La campagne municipale 2020 commence à livrer ses premiers enseignements dans le Valenciennois. Le premier paramètre véritablement tangible est une majorité significative de candidatures sans étiquette, le parti comme socle politique aurait-il une mauvaise image ?

La politique sans étiquette, la bonne recette ?

Les 34 500 (environ) collectivités locales françaises se préparent à une campagne politique assez singulière. Si dans un article précédent, j’avançais que cette élection pourrait être plus que jamais celle de l’intuitu personæ, celle d’un rapport à la personne, occultant un bilan voire un programme, comme seul moteur du bulletin de vote ; un autre paramètre vient corréler cet environnement électif tellement particulier. En effet, la tendance absolue dans le Valenciennois se dessine avec un stylo multi-couleur politique, la fameuse pointe indélébile sans étiquette.

Pourquoi ?

Si comme d’habitude, les élu(e)s sortants harcèlent leurs services, voire les entreprises, afin de sortir les projets dans le bon timing avant les élections municipales, un classique de bonne guerre ; il est pertinent de constater que plusieurs paramètres compliquent cette élection locale.

En effet, la presse nationale a déjà fait écho des nombreuses défections, renoncements, des édiles en fonction… dans le Valenciennois comme ailleurs. De multiples raisons s’emboitent l’une dans l’autre comme des legos, la gestion des réseaux sociaux pour une génération de maire est très complexe à appréhender, la contraction budgétaire, le transfert des compétences à l’intercommunalité chaque mandat plus palpable, et plus encore la fin d’une fonction où un simple bateleur n’a plus d’avenir en politique. Hier, un brasseur de foule pendant une campagne pouvait être un élu(e) de la République se reposant 100% sur ses services techniques, son DGS, et parfois des adjoints très compétents, même si généralement on ne laisse pas rentrer le loup dans la bergerie. Un maire du XXIème siècle n’est pas un édile du XXème siècle. Pour certains, c’est devenu leur métier, mettant entre parenthèse leur carrière ou activité. C’est une réalité sociale encore plus évidente dans les communes de plus de 3 000 habitants.

Recherche compétences désespérément…

L’autre paramètre tangible est plus pragmatique. Trouver 43 colistiers, 33, 19 etc. n’est pas chose aisée. De plus, vous avez pour ce scrutin 2020 l’obligation de faire figurer deux suppléants en plus compte tenu des multiples défections ici et là, il faut donc muscler les listes de prétendants.

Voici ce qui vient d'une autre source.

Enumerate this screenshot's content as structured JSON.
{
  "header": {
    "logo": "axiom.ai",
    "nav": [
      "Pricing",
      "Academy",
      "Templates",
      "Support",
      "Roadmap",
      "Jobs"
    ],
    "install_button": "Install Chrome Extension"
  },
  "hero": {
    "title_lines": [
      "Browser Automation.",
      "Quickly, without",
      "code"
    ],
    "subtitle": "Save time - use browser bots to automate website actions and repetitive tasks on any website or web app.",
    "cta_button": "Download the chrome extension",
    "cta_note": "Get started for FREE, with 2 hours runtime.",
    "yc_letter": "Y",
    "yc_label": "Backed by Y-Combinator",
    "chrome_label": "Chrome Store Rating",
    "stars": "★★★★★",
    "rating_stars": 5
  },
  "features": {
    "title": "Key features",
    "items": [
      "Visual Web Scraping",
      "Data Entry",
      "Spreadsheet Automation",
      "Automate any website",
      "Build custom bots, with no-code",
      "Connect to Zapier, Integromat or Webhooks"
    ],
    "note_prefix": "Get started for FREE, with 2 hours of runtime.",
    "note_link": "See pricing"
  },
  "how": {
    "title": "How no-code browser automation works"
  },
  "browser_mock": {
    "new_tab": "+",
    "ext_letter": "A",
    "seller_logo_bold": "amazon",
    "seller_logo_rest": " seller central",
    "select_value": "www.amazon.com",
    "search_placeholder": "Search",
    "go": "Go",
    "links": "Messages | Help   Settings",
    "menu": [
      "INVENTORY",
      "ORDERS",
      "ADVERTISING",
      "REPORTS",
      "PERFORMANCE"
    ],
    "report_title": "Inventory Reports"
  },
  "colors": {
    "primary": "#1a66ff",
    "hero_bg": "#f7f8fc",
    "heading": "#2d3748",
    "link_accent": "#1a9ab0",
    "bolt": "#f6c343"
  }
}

Bien sûr, tout ceci s’accompagne d’une légitime parité, mais sous le manteau, les têtes de liste vous indiquent que cela relève de l’exploit par moment. C’est la dure réalité d’un monde politique phallocrate où la femme n’ose pas encore assez se plonger, surtout quand elle constate son rôle attribué au sein d’un Conseil municipal dont certains édiles sont experts en la matière.

Tout ceci complique la constitution d’une équipe de colistiers, mais plus encore la compétence et la proximité devenues indissociables. Il devient impératif de constituer une liste avec des membres compétents dans un domaine, proche de la population, voire d’un quartier, mais plus un résumé de personnes dans toutes les catégories sociales pour l’affichage, un postulat suranné ô combien.

Le parti politique au rebut…

Ces petites pierres expliquent la tendance de fond d’un rejet des partis politiques. Les candidat(e)s subodorent parfaitement cette atmosphère tel un parfum trop vaporisé. Le mouvement des gilets jaunes a confirmé, sur sa version revendicative, cette appétence pour une certaine virginité politique.

Bien sûr, les politiques aguerris contournent allègrement la chose avec un aplomb bluffant. Tous les candidat(e)s, même cartés dans un parti, se lancent dans une bataille politique sans étiquette où les électeurs sont considérés comme des followers bien disciplinés… ! D’ailleurs, certains candidat(e)s, voire élu(e)s de la majorité ou de l’opposition, résument leur discussion de terrain via un passage furtif le temps de faire une série de photos pour sa page de réseau social, le seul échange démocratique… avec modérateur, car pour le débat de visu, on peut attendre ! Le plus comique est que les politiques en question pensent que les spectateurs concernés ne parlent pas et ne commentent pas ce passage en quelques minutes en mode photos !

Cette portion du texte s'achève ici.